Arriba significaba en el nuevo despacho del subcomisionado sir David Hillier, al cual se había trasladado a la velocidad de la luz en cuanto su ascenso fue oficial. Gozaba de una vista deprimente de la estación de Battersea Power, y sus paredes aún no estaban adornadas con la plétora de fotografías que documentaban la carrera triunfal de Hillier, aunque ya estaban colocadas sobre el suelo, como si alguien estuviera decidiendo la disposición más halagadora. En el centro había una ampliación de sir David en el momento de ser nombrado caballero. Estaba arrodillado, con las manos enlazadas ante él y la cabeza gacha.

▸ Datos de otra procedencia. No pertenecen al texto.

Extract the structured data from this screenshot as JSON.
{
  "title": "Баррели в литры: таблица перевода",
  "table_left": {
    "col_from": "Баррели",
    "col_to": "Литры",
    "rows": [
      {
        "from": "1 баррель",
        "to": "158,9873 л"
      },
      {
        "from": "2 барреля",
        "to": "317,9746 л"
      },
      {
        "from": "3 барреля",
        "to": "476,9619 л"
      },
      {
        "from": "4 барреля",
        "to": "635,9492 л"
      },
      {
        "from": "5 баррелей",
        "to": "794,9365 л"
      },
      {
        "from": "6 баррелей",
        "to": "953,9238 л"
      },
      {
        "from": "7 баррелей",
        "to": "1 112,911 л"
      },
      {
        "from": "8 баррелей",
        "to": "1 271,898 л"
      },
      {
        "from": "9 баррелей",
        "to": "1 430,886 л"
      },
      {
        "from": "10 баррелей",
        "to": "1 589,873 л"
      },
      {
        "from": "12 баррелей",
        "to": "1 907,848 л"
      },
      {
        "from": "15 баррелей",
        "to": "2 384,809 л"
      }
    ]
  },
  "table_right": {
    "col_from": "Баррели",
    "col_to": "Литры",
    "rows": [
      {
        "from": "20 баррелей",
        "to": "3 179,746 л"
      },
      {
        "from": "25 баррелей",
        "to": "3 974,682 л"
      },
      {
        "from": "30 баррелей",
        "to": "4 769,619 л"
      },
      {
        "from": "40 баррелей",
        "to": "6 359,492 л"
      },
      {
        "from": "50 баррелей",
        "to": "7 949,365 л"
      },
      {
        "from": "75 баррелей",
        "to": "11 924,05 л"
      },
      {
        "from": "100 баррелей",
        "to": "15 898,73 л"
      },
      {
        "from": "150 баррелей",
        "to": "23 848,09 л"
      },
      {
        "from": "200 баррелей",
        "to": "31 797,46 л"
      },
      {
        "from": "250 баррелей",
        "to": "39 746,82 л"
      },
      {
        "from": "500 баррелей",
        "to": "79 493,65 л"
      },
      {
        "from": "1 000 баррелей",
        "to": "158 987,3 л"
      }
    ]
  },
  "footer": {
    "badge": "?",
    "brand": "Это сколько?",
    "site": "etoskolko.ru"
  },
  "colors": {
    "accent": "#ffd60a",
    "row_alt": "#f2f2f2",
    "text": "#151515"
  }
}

Nunca había parecido más humilde.
Aquella tarde, el hombre vestía un traje gris hecho a medida que hacía juego con su mata de pelo. Estaba sentado detrás de su escritorio, del tamaño aproximado de un campo de fútbol, con las manos enlazadas sobre un secante forrado de piel, de tal forma que su anillo de sello destellaba a las luces del techo. Al lado del secante, colocado en el ángulo preciso, había una libreta amarilla cubierta con la letra florida de la que proyectaba confianza en sí mismo.
El superintendente Webberly (superior inmediato de Lynley) estaba sentado incómodamente en el borde de una silla de diseño ultramoderno, de las que gustaban a Hillier. Sostenía un puro envuelto y le daba vueltas entre el índice y el pulgar. Parecía un oso, con su traje de tweed de puños gastados.
– El cuerpo de una niña fue encontrado anoche en Wiltshire -dijo Hillier a Lynley sin más preámbulos-. Diez años. Era la hija de la subsecretaria de Interior. El primer ministro quiere que el Yard se ocupe de la investigación. El ministro del Interior también. Yo he sugerido que fuera usted.
Las sospechas de Lynley se despertaron de inmediato. Hillier nunca le recomendaba para un caso, a menos que guardara algo desagradable en la manga. Observó que Havers también experimentaba recelos, porque le dirigió una veloz mirada, como si vigilara su reacción. Al parecer, Hillier se dio cuenta de sus dudas, porque continuó con las siguientes palabras:
– Sé que ha habido mala sangre entre nosotros desde hace dieciocho meses, inspector, pero la culpa ha sido de los dos.
Lynley levantó la vista, dispuesto a cuestionar aquel «los dos». Hillier también pareció darse cuenta.